Brian Bi

What is an intuitive explanation of the D'Alembertian?

Let's review first the Laplacian, $$\nabla^2$$. It has the intuitive interpretation of measuring the amount by which a function's value at a point differs from the average value of the function on the surface of a sphere centered at that point. (See, e.g., Intuitive interpretation of the Laplacian) For a harmonic function, for which the value at a point always equals the average value on a sphere centered at that point, the Laplacian vanishes. Otherwise, you might say the Laplacian measures how far the function deviates from being harmonic. If the Laplacian is positive then the point is "cold"; if it's negative then the point is "hot".

The d'Alembertian is the operator that appears in the electromagnetic wave equation,$\Box^2 \mathbf{E} = \mathbf{0}$ or, alternatively, $\Box^2 \mathbf{B} = \mathbf{0}$ or, in covariant form in the Lorenz gauge, $\Box^2 A^\alpha = 0$ As we know, solutions to the electromagnetic wave equations are waves that propagate at the speed of light (without dispersion) in any direction. So we know something important about the d'Alembertian: it vanishes for waves that travel at the speed of light . So we can say that the d'Alembertian measures how much the function deviates from being a (not necessarily monochromatic plane) wave that travels at the speed of light.

To try to get a bit more clarity on what this means, notice that the d'Alembertian can be written as $\Box^2 = \frac{\partial^2}{\partial(ct)^2} - \nabla^2$ We said the Laplacian is positive for a "cool" point. For the electric and magnetic fields you can think of that as meaning a wave trough. Likewise the Laplacian is negative for a wave crest. So when we're on a crest, the second time derivative has to be negative also in order for the d'Alembertian to vanish. This is indeed what happens on a wave crest (like $$\sin x$$ for $$x \in (0, \pi/2)$$). When we're on a trough, the second time derivative has to be positive.
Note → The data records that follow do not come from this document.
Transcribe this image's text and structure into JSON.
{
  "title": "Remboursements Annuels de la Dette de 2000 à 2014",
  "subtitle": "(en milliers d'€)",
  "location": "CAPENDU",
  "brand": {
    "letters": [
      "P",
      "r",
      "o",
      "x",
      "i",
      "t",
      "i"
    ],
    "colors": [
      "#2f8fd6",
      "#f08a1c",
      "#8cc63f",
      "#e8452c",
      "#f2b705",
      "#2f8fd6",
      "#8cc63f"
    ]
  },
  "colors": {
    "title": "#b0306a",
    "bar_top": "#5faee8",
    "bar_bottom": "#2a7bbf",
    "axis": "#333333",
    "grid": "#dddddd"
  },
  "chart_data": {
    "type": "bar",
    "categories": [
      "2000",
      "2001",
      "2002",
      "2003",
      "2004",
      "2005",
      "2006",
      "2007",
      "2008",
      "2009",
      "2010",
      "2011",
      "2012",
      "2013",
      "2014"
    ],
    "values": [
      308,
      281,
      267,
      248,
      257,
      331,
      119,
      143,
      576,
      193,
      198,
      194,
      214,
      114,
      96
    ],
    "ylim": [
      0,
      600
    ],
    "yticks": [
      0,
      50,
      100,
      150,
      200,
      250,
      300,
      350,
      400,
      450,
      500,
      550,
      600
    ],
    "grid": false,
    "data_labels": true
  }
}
So when the d'Alembertian is nonzero, it measures deviation from this wavelike behaviour of a crest accelerates downward and a trough accelerates upward. In electrodynamics this happens when we have sources. For instance, inside a uniformly charged sphere rotating around the z-axis, the magnitude of the z-component of the magnetic field increases as we approach the centre of the sphere. So interior points of the sphere are like "permanent crests" or "permanent troughs" in the z-component of the magnetic field. We can superimpose various kinds of electromagnetic waves on this configuration, but as the d'Alembertian is linear, it just "ignores" all the superimposed waves (on which it vanishes) and picks out the field due to the source, that is, the non-wavelike part. The result is nonzero. If we reversed the direction of rotation, we reverse the sign of the d'Alembertian too. In the case that we have a "permanent crest", the d'Alembertian will be positive, and in the case that we have a "permanent trough" the d'Alembertian will be negative.

(Note for the curious: here, $$\Box^2 \mathbf{B} = \mu_0(\nabla \times \mathbf{J})$$, if my math is correct.)

Sorry, I guess this isn't really that intuitive. I'm not sure if I can come up with a more intuitive explanation.

 Strictly speaking, there are also nonphysical solutions that do not represent electromagnetic waves, such as harmonic functions stationary in time. These are nonphysical because they blow up at infinity.